Main opposition Republican People's Party (CHP) Deputy Chairman Öztürk Yılmaz said Friday he will run for presidency if the party's Chairman Kemal Kılıçdaroğlu will not stand as candidate in the upcoming elections.

"I'm not afraid of anyone. I haven't done anything that I cannot explain," Yılmaz said while announcing his candidacy hopes, adding that he wants to wake up to a new "summer" the day after the elections, implying the reason he wants to run for office.

The CHP has not yet revealed its presidential candidate who will challenge President Recep Tayyip Erdoğan in the early presidential and parliamentary elections scheduled for June 24.

Speaking to Turkish news channel NTV regarding the issue, CHP Deputy Chairman Engin Altay said he learned about the candidacy from television while underlining, once again, that the party's candidate is yet to be determined.

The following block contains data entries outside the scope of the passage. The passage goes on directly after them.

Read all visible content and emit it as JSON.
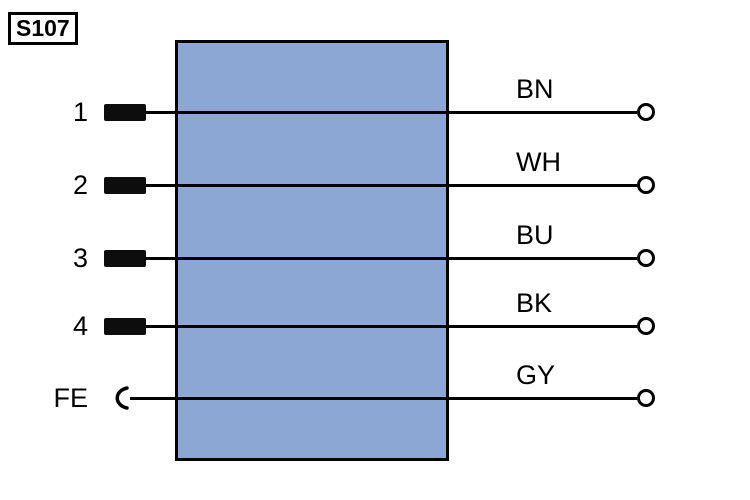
{
  "diagram": {
    "label": "S107",
    "connector_body_fill": "#8da7d4",
    "wire_color": "#000000",
    "pins": [
      {
        "pin": "1",
        "wire": "BN"
      },
      {
        "pin": "2",
        "wire": "WH"
      },
      {
        "pin": "3",
        "wire": "BU"
      },
      {
        "pin": "4",
        "wire": "BK"
      },
      {
        "pin": "FE",
        "wire": "GY"
      }
    ]
  }
}
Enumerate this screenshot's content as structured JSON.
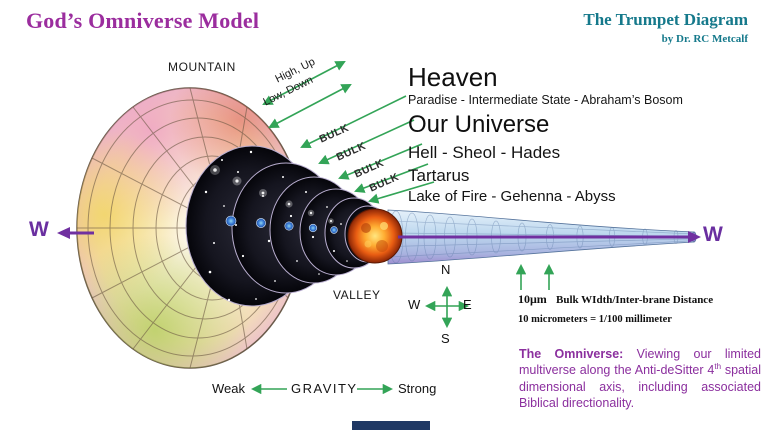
{
  "header": {
    "title": "God’s Omniverse Model",
    "diagram_title": "The Trumpet Diagram",
    "byline": "by Dr. RC Metcalf"
  },
  "terrain": {
    "mountain": "MOUNTAIN",
    "valley": "VALLEY"
  },
  "direction_band": {
    "high": "High, Up",
    "low": "Low, Down"
  },
  "bulk_label": "BULK",
  "realms": {
    "heaven": "Heaven",
    "heaven_sub": "Paradise - Intermediate State - Abraham’s Bosom",
    "universe": "Our Universe",
    "hell": "Hell - Sheol - Hades",
    "tartarus": "Tartarus",
    "lake": "Lake of Fire - Gehenna - Abyss"
  },
  "axis": {
    "west_left": "W",
    "west_right": "W"
  },
  "compass": {
    "n": "N",
    "e": "E",
    "s": "S",
    "w": "W"
  },
  "bulk_width": {
    "value": "10μm",
    "desc": "Bulk WIdth/Inter-brane Distance",
    "conversion": "10 micrometers = 1/100 millimeter"
  },
  "gravity": {
    "weak": "Weak",
    "label": "GRAVITY",
    "strong": "Strong"
  },
  "note": {
    "bold": "The Omniverse:",
    "part1": "  Viewing our limited multiverse along the Anti-deSitter 4",
    "sup": "th",
    "part2": " spatial dimensional axis, including associated Biblical directionality."
  },
  "colors": {
    "title_magenta": "#9B2D9E",
    "teal": "#15798B",
    "axis_purple": "#7030A0",
    "arrow_green": "#33A457",
    "note_purple": "#8B2F9E",
    "footer_navy": "#1F3864",
    "fire_orange": "#E85C12",
    "tube_blue": "#BCD7EE"
  }
}
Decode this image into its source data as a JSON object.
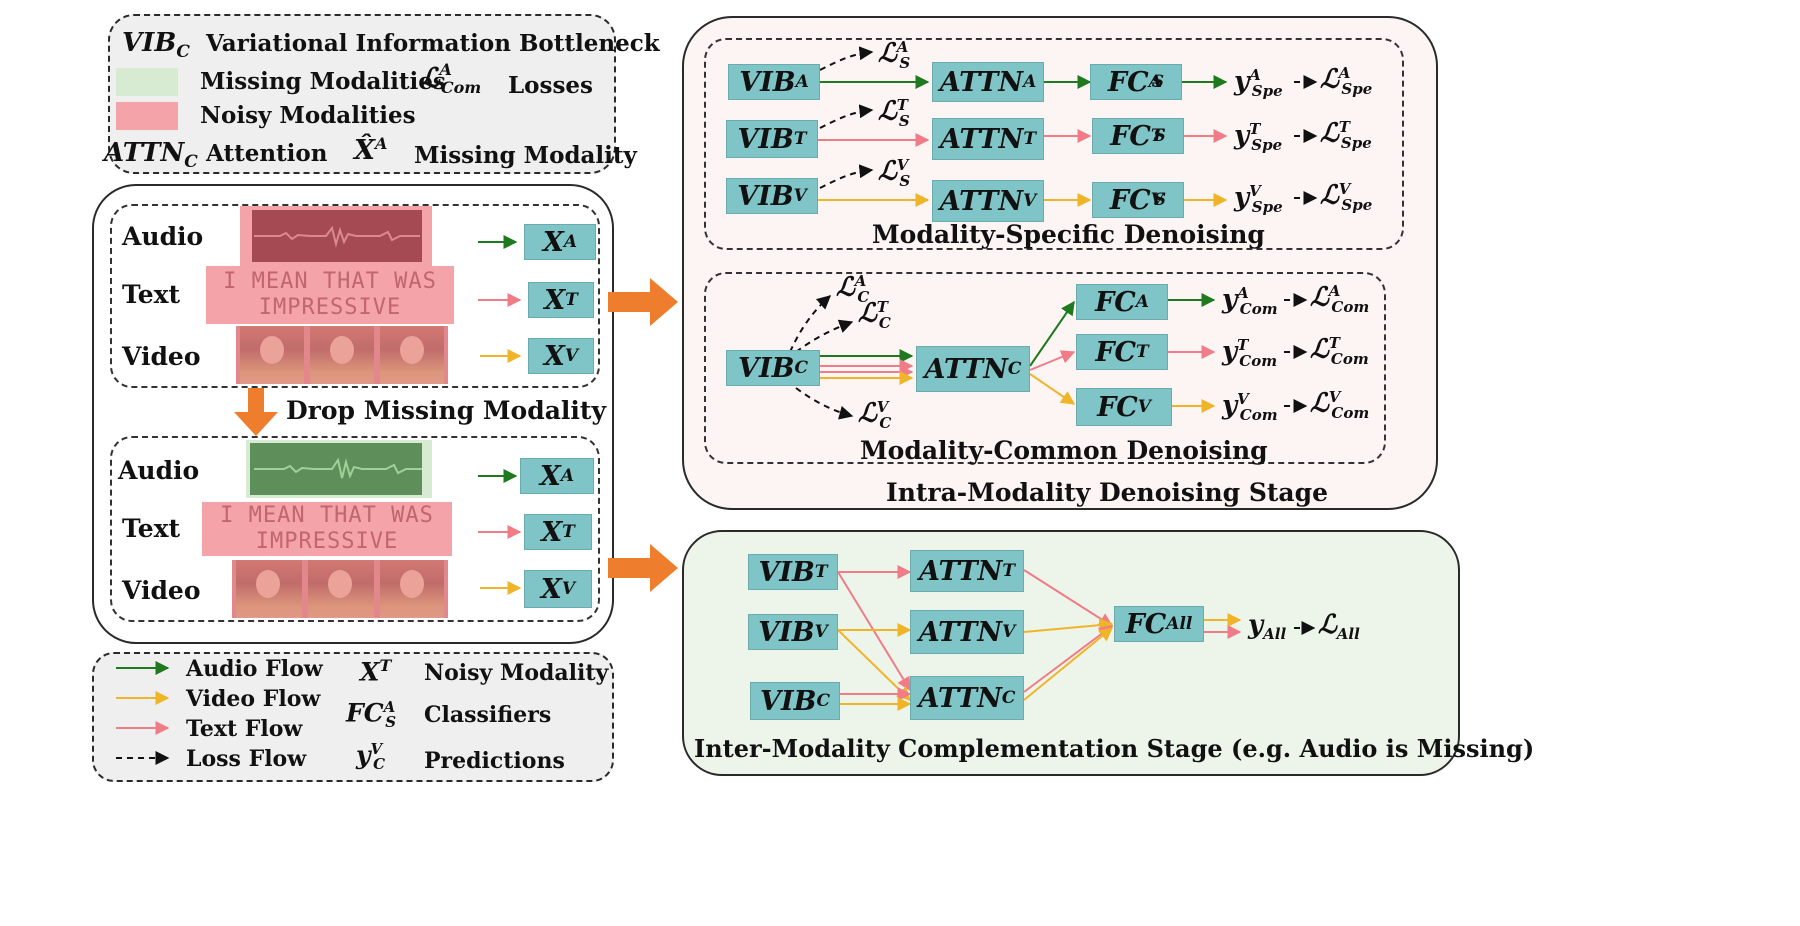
{
  "top_legend": {
    "vib_symbol": "VIB",
    "vib_sub": "C",
    "vib_text": "Variational Information Bottleneck",
    "missing_text": "Missing Modalities",
    "loss_symbol": "ℒ",
    "loss_sup": "A",
    "loss_sub": "Com",
    "loss_text": "Losses",
    "noisy_text": "Noisy Modalities",
    "attn_symbol": "ATTN",
    "attn_sub": "C",
    "attn_text": "Attention",
    "hat_symbol": "X̂",
    "hat_sup": "A",
    "hat_text": "Missing Modality",
    "missing_color": "#d7ebd3",
    "noisy_color": "#f4a3a8"
  },
  "input_panel": {
    "upper": {
      "labels": [
        "Audio",
        "Text",
        "Video"
      ],
      "sentence_line1": "I MEAN THAT WAS",
      "sentence_line2": "IMPRESSIVE",
      "outputs": [
        {
          "sym": "X",
          "sup": "A"
        },
        {
          "sym": "X",
          "sup": "T"
        },
        {
          "sym": "X",
          "sup": "V"
        }
      ]
    },
    "drop_label": "Drop Missing Modality",
    "lower": {
      "labels": [
        "Audio",
        "Text",
        "Video"
      ],
      "sentence_line1": "I MEAN THAT WAS",
      "sentence_line2": "IMPRESSIVE",
      "outputs": [
        {
          "sym": "X",
          "sup": "A"
        },
        {
          "sym": "X",
          "sup": "T"
        },
        {
          "sym": "X",
          "sup": "V"
        }
      ]
    }
  },
  "bottom_legend": {
    "audio_flow": "Audio Flow",
    "video_flow": "Video Flow",
    "text_flow": "Text Flow",
    "loss_flow": "Loss Flow",
    "noisy_symbol": "X",
    "noisy_sup": "T",
    "noisy_text": "Noisy Modality",
    "cls_symbol": "FC",
    "cls_sup": "A",
    "cls_sub": "S",
    "cls_text": "Classifiers",
    "pred_symbol": "y",
    "pred_sup": "V",
    "pred_sub": "C",
    "pred_text": "Predictions"
  },
  "intra_stage": {
    "title": "Intra-Modality Denoising Stage",
    "specific": {
      "title": "Modality-Specific Denoising",
      "rows": [
        {
          "vib": "A",
          "attn": "A",
          "fc_sup": "A",
          "fc_sub": "S",
          "loss_sup": "A",
          "loss_sub": "S",
          "y_sup": "A",
          "y_sub": "Spe",
          "L_sup": "A",
          "L_sub": "Spe"
        },
        {
          "vib": "T",
          "attn": "T",
          "fc_sup": "T",
          "fc_sub": "S",
          "loss_sup": "T",
          "loss_sub": "S",
          "y_sup": "T",
          "y_sub": "Spe",
          "L_sup": "T",
          "L_sub": "Spe"
        },
        {
          "vib": "V",
          "attn": "V",
          "fc_sup": "V",
          "fc_sub": "S",
          "loss_sup": "V",
          "loss_sub": "S",
          "y_sup": "V",
          "y_sub": "Spe",
          "L_sup": "V",
          "L_sub": "Spe"
        }
      ]
    },
    "common": {
      "title": "Modality-Common Denoising",
      "vib": "C",
      "attn": "C",
      "losses": [
        {
          "sup": "A",
          "sub": "C"
        },
        {
          "sup": "T",
          "sub": "C"
        },
        {
          "sup": "V",
          "sub": "C"
        }
      ],
      "fcs": [
        {
          "sub": "A",
          "y_sup": "A",
          "y_sub": "Com",
          "L_sup": "A",
          "L_sub": "Com"
        },
        {
          "sub": "T",
          "y_sup": "T",
          "y_sub": "Com",
          "L_sup": "T",
          "L_sub": "Com"
        },
        {
          "sub": "V",
          "y_sup": "V",
          "y_sub": "Com",
          "L_sup": "V",
          "L_sub": "Com"
        }
      ]
    }
  },
  "inter_stage": {
    "title": "Inter-Modality Complementation Stage (e.g. Audio is Missing)",
    "vibs": [
      "T",
      "V",
      "C"
    ],
    "attns": [
      "T",
      "V",
      "C"
    ],
    "fc_sub": "All",
    "y_sub": "All",
    "L_sub": "All"
  },
  "colors": {
    "audio": "#1f7a1f",
    "text": "#f07c88",
    "video": "#f0b429",
    "loss": "#111111",
    "box": "#7fc4c6",
    "orange_arrow": "#ee7d2e",
    "intra_bg": "#fdf5f4",
    "inter_bg": "#edf5ea",
    "legend_bg": "#f0f0f0"
  }
}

"Any party member can be nominated as a candidate. The council of the party will determine and decide everything," Altay emphasized.

The ruling Justice and Development Party (AK Party) and opposition Nationalist Movement Party's (MHP) formed the People's Alliance backing Erdoğan, while Good Party (IYI Party) Chairman Meral Akşener announced Wednesday that she will run too if she gets 100,000 signatures backing her candidacy.

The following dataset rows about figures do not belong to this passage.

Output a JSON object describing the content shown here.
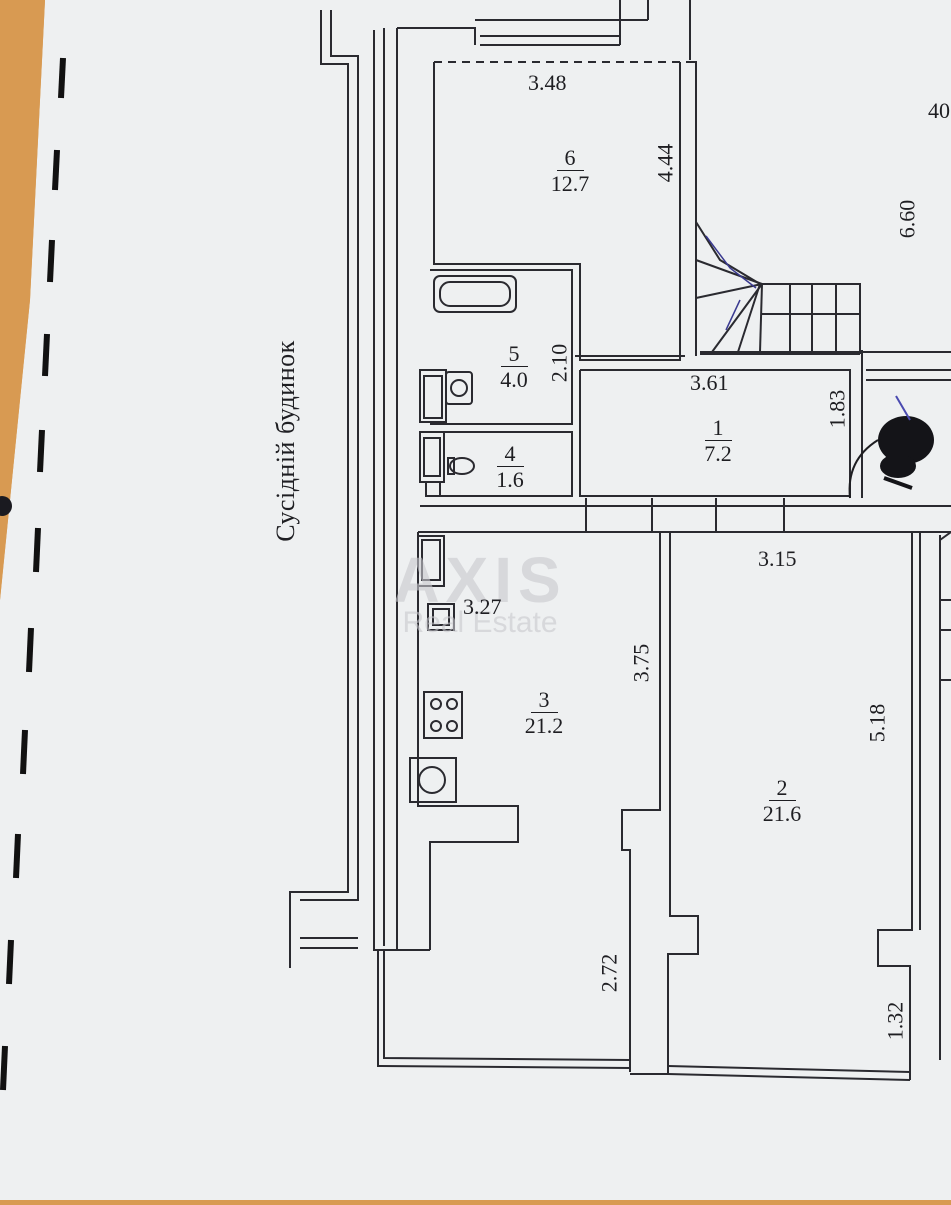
{
  "neighbor_label": "Сусідній будинок",
  "watermark": {
    "brand": "AXIS",
    "sub": "Real Estate"
  },
  "rooms": [
    {
      "num": "6",
      "area": "12.7"
    },
    {
      "num": "5",
      "area": "4.0"
    },
    {
      "num": "4",
      "area": "1.6"
    },
    {
      "num": "1",
      "area": "7.2"
    },
    {
      "num": "3",
      "area": "21.2"
    },
    {
      "num": "2",
      "area": "21.6"
    }
  ],
  "dims": {
    "d348": "3.48",
    "d444": "4.44",
    "d210": "2.10",
    "d361": "3.61",
    "d183": "1.83",
    "d660": "6.60",
    "d40": "40",
    "d315": "3.15",
    "d327": "3.27",
    "d375": "3.75",
    "d518": "5.18",
    "d272": "2.72",
    "d132": "1.32"
  },
  "colors": {
    "wall": "#2a2a30",
    "paper": "#eef0f1",
    "desk": "#d89a52"
  }
}
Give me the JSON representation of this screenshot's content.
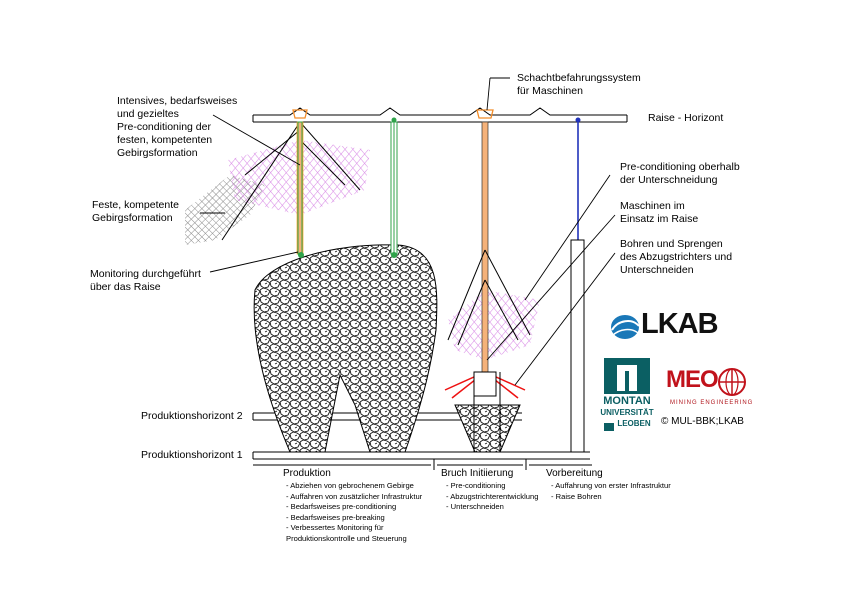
{
  "labels": {
    "schacht": [
      "Schachtbefahrungssystem",
      "für Maschinen"
    ],
    "raise_horizont": "Raise - Horizont",
    "intensives": [
      "Intensives, bedarfsweises",
      "und gezieltes",
      "Pre-conditioning der",
      "festen, kompetenten",
      "Gebirgsformation"
    ],
    "feste": [
      "Feste, kompetente",
      "Gebirgsformation"
    ],
    "monitoring": [
      "Monitoring durchgeführt",
      "über das Raise"
    ],
    "preconditioning_oberhalb": [
      "Pre-conditioning oberhalb",
      "der Unterschneidung"
    ],
    "maschinen": [
      "Maschinen im",
      "Einsatz im Raise"
    ],
    "bohren": [
      "Bohren und Sprengen",
      "des Abzugstrichters und",
      "Unterschneiden"
    ],
    "prod_horizont_2": "Produktionshorizont 2",
    "prod_horizont_1": "Produktionshorizont  1"
  },
  "phases": {
    "produktion": {
      "title": "Produktion",
      "items": [
        "- Abziehen von gebrochenem Gebirge",
        "- Auffahren von zusätzlicher Infrastruktur",
        "- Bedarfsweises pre-conditioning",
        "- Bedarfsweises pre-breaking",
        "- Verbessertes Monitoring für",
        "  Produktionskontrolle und Steuerung"
      ]
    },
    "bruch": {
      "title": "Bruch Initiierung",
      "items": [
        "- Pre-conditioning",
        "- Abzugstrichterentwicklung",
        "- Unterschneiden"
      ]
    },
    "vorbereitung": {
      "title": "Vorbereitung",
      "items": [
        "- Auffahrung von erster Infrastruktur",
        "- Raise Bohren"
      ]
    }
  },
  "logos": {
    "lkab": "LKAB",
    "montan_lines": [
      "MONTAN",
      "UNIVERSITÄT",
      "LEOBEN"
    ],
    "meo": "MEO",
    "meo_sub": "MINING ENGINEERING",
    "copyright": "© MUL-BBK;LKAB"
  },
  "colors": {
    "hatch_pink": "#d98ee6",
    "hatch_gray": "#9a9a9a",
    "raise_orange": "#f5b27a",
    "raise_green": "#2fa34a",
    "raise_blue": "#2233bb",
    "blast_red": "#ee1111",
    "lkab_blue": "#1a78b8",
    "montan_teal": "#0b5f63",
    "meo_red": "#c1121b"
  }
}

CHP Chairman Kılıçdaroğlu previously underlined that that his party was ready to go to polls, saying "2018 will be the year of democracy."

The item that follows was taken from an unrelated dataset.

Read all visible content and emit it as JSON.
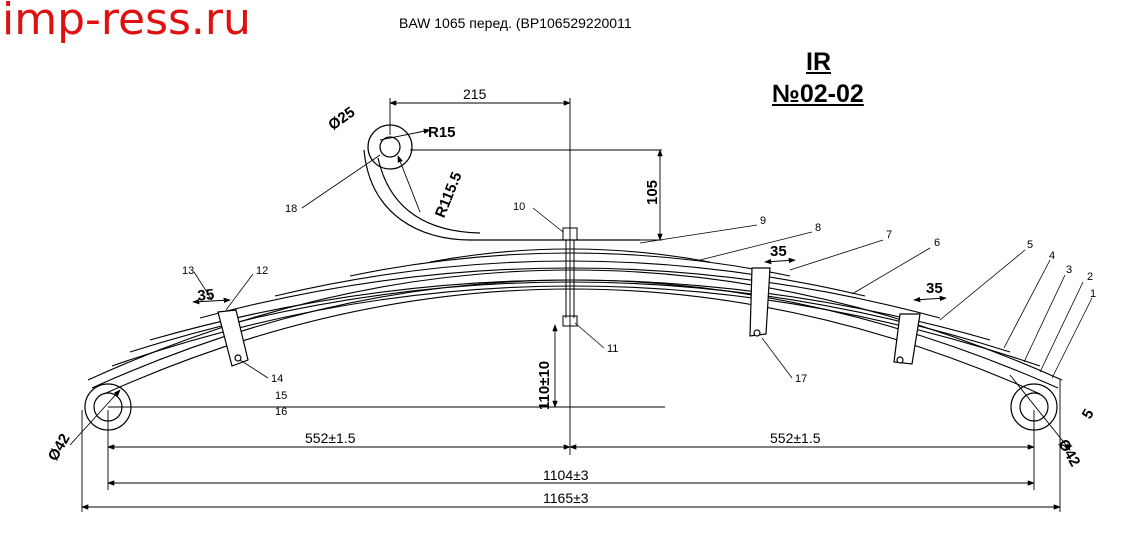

The CHP has received about 25 percent of the votes in parliamentary elections in the past decade.

President Erdoğan announced Wednesday that presidential and parliamentary elections, which were originally set for November 2019, would be held on June 24.

The decision came after a meeting with MHP Chairman Devlet Bahçeli, who had proposed early elections on August 26, 2018.

Being a former diplomat of the Foreign Ministry, Yılmaz worked as Turkey's consul general of Mosul and Turkish envoy to Tajikistan. On June 11, 2014, he was held hostage by Daesh with 43 other people for 101 days following a raid on Turkey's Mosul Consulate by the terrorist organization. He was set free in September 2014.